CREATE EXTERNAL TABLE orderinfo_hbase ("product:name" varchar, "shipping_info:zipcode" int)
    LOCATION ('pxf://order_info?PROFILE=HBase')                                     
    FORMAT 'CUSTOM' (formatter='pxfwritable_import');

Indirect Mapping via Lookup Table

When you use indirect mapping to map Greenplum Database external table column names to HBase qualifiers, you specify the mapping in a lookup table you create in HBase. The lookup table maps a <column-family>:<column-qualifier> to a column name alias that you specify when you create the Greenplum Database external table.

You must name the HBase PXF lookup table pxflookup.
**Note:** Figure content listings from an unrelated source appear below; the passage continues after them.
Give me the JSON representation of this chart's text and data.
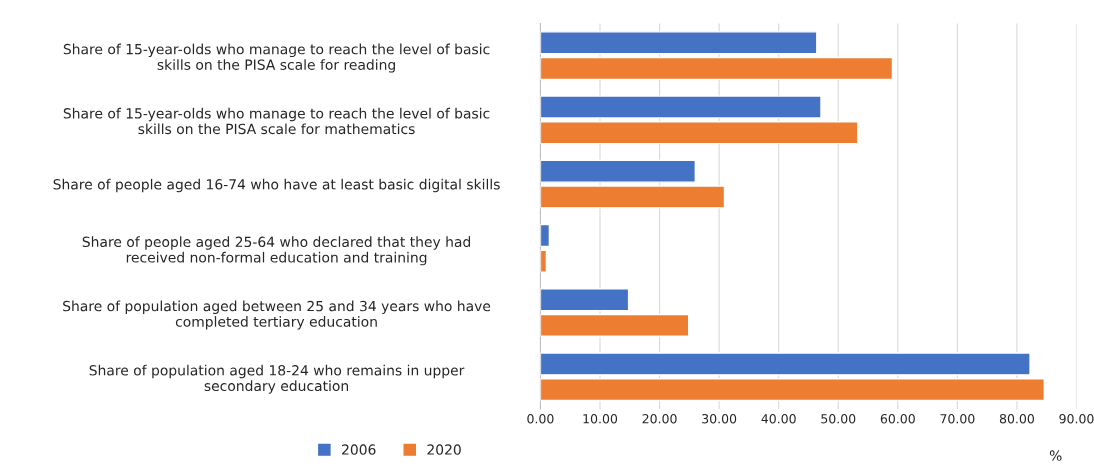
{
  "chart_data": {
    "type": "bar",
    "orientation": "horizontal",
    "xlabel": "%",
    "categories": [
      "Share of 15-year-olds who manage to reach the level of basic\nskills on the PISA scale for reading",
      "Share of 15-year-olds who manage to reach the level of basic\nskills on the PISA scale for mathematics",
      "Share of people aged 16-74 who have at least basic digital skills",
      "Share of people aged 25-64 who declared that they had\nreceived non-formal education and training",
      "Share of population aged between 25 and 34 years who have\ncompleted tertiary education",
      "Share of population aged 18-24 who remains in upper\nsecondary education"
    ],
    "series": [
      {
        "name": "2006",
        "color": "#4472c4",
        "values": [
          46.4,
          47.1,
          26.0,
          1.5,
          14.8,
          82.2
        ]
      },
      {
        "name": "2020",
        "color": "#ed7d31",
        "values": [
          59.1,
          53.3,
          30.9,
          1.0,
          24.9,
          84.6
        ]
      }
    ],
    "xlim": [
      0,
      90
    ],
    "xticks": [
      {
        "value": 0,
        "label": "0.00"
      },
      {
        "value": 10,
        "label": "10.00"
      },
      {
        "value": 20,
        "label": "20.00"
      },
      {
        "value": 30,
        "label": "30.00"
      },
      {
        "value": 40,
        "label": "40.00"
      },
      {
        "value": 50,
        "label": "50.00"
      },
      {
        "value": 60,
        "label": "60.00"
      },
      {
        "value": 70,
        "label": "70.00"
      },
      {
        "value": 80,
        "label": "80.00"
      },
      {
        "value": 90,
        "label": "90.00"
      }
    ],
    "grid": "x",
    "legend": "bottom"
  }
}
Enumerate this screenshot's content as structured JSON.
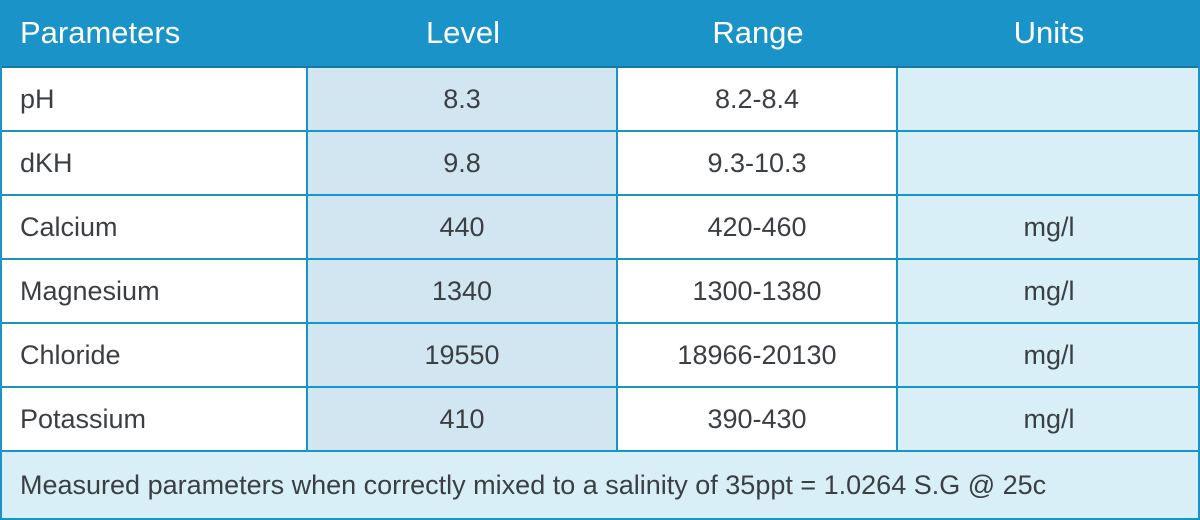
{
  "table": {
    "headers": [
      "Parameters",
      "Level",
      "Range",
      "Units"
    ],
    "rows": [
      {
        "parameter": "pH",
        "level": "8.3",
        "range": "8.2-8.4",
        "units": ""
      },
      {
        "parameter": "dKH",
        "level": "9.8",
        "range": "9.3-10.3",
        "units": ""
      },
      {
        "parameter": "Calcium",
        "level": "440",
        "range": "420-460",
        "units": "mg/l"
      },
      {
        "parameter": "Magnesium",
        "level": "1340",
        "range": "1300-1380",
        "units": "mg/l"
      },
      {
        "parameter": "Chloride",
        "level": "19550",
        "range": "18966-20130",
        "units": "mg/l"
      },
      {
        "parameter": "Potassium",
        "level": "410",
        "range": "390-430",
        "units": "mg/l"
      }
    ],
    "footnote": "Measured parameters when correctly mixed to a salinity of 35ppt = 1.0264 S.G @ 25c"
  },
  "colors": {
    "header_bg": "#1a93c8",
    "level_col_bg": "#d2e6f1",
    "units_col_bg": "#d8eff7",
    "footer_bg": "#d8eff7",
    "text": "#3b3f44"
  }
}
And you must define this table with a single column family named mapping. For example:

hbase(main):> create 'pxflookup', 'mapping'

While the direct mapping method is fast and intuitive, using indirect mapping allows you to create a shorter, character-based alias for the HBase <column-family>:<column-qualifier> name. This better reconciles HBase column qualifier names with Greenplum Database due to the following:

  • HBase qualifier names can be very long. Greenplum Database has a 63 character limit on the size of the column name.
  • HBase qualifier names can include binary or non-printable characters. Greenplum Database column names are character-based.

When populating the pxflookup HBase table, add rows to the table such that the:

  • row key specifies the HBase table name
  • mapping column family qualifier identifies the Greenplum Database column name, and the value identifies the HBase <column-family>:<column-qualifier> for which you are creating the alias.
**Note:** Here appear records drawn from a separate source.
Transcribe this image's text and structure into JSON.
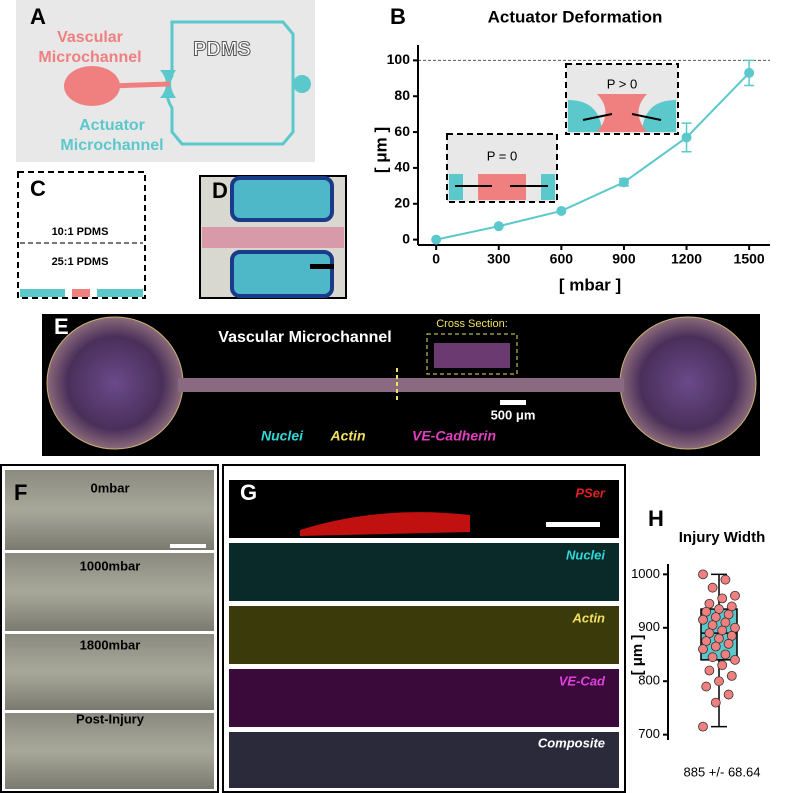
{
  "panels": {
    "A": {
      "label": "A",
      "vascular": [
        "Vascular",
        "Microchannel"
      ],
      "pdms": "PDMS",
      "actuator": [
        "Actuator",
        "Microchannel"
      ]
    },
    "C": {
      "label": "C",
      "top_layer": "10:1 PDMS",
      "bottom_layer": "25:1 PDMS"
    },
    "D": {
      "label": "D"
    },
    "E": {
      "label": "E",
      "title": "Vascular Microchannel",
      "inset": "Cross Section:",
      "scale": "500 μm",
      "stains": [
        "Nuclei",
        "Actin",
        "VE-Cadherin"
      ]
    },
    "F": {
      "label": "F",
      "frames": [
        "0mbar",
        "1000mbar",
        "1800mbar",
        "Post-Injury"
      ]
    },
    "G": {
      "label": "G",
      "channels": [
        "PSer",
        "Nuclei",
        "Actin",
        "VE-Cad",
        "Composite"
      ]
    }
  },
  "chart_data": [
    {
      "type": "line",
      "label": "B",
      "title": "Actuator Deformation",
      "xlabel": "[ mbar ]",
      "ylabel": "[ μm ]",
      "x": [
        0,
        300,
        600,
        900,
        1200,
        1500
      ],
      "values": [
        0,
        7.5,
        16,
        32,
        57,
        93
      ],
      "errors": [
        0,
        0,
        0,
        2,
        8,
        7
      ],
      "color": "#5bc8cc",
      "xlim": [
        -87,
        1600
      ],
      "ylim": [
        -3,
        103
      ],
      "xticks": [
        0,
        300,
        600,
        900,
        1200,
        1500
      ],
      "yticks": [
        0,
        20,
        40,
        60,
        80,
        100
      ],
      "ref_line": 100,
      "insets": [
        "P = 0",
        "P > 0"
      ]
    },
    {
      "type": "box",
      "label": "H",
      "title": "Injury Width",
      "ylabel": "[ μm ]",
      "box": {
        "min": 715,
        "q1": 840,
        "median": 890,
        "q3": 935,
        "max": 1000
      },
      "points": [
        1000,
        990,
        975,
        960,
        955,
        945,
        940,
        935,
        930,
        925,
        920,
        915,
        910,
        905,
        900,
        895,
        890,
        885,
        880,
        875,
        870,
        865,
        860,
        850,
        845,
        840,
        830,
        820,
        810,
        800,
        790,
        775,
        760,
        715
      ],
      "color": "#5bc8cc",
      "point_color": "#f08080",
      "ylim": [
        690,
        1010
      ],
      "yticks": [
        700,
        800,
        900,
        1000
      ],
      "annotation": "885 +/- 68.64"
    }
  ]
}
For example, to use indirect mapping with the order_info table, add these entries to the pxflookup table:

hbase(main):> put 'pxflookup', 'order_info', 'mapping:pname', 'product:name'
hbase(main):> put 'pxflookup', 'order_info', 'mapping:zip', 'shipping_info:zipcode'

Then create a Greenplum Database external table using the following CREATE EXTERNAL TABLE syntax:

CREATE EXTERNAL TABLE orderinfo_map (pname varchar, zip int)
    LOCATION ('pxf://order_info?PROFILE=HBase')
    FORMAT 'CUSTOM' (formatter='pxfwritable_import');

Row Key

The HBase table row key is a unique identifier for the table row. PXF handles the row key in a special way.

To use the row key in the Greenplum Database external table query, define the external table using the PXF reserved column named recordkey. The recordkey column name instructs PXF to return the HBase table record key for each row.

Define the recordkey using the Greenplum Database data type bytea.

For example:

CREATE EXTERNAL TABLE <table_name> (recordkey bytea, ... ) 
    LOCATION ('pxf://<hbase_table_name>?PROFILE=HBase')
    FORMAT 'CUSTOM' (formatter='pxfwritable_import');

After you have created the external table, you can use the recordkey in a WHERE clause to filter the HBase table on a range of row key values.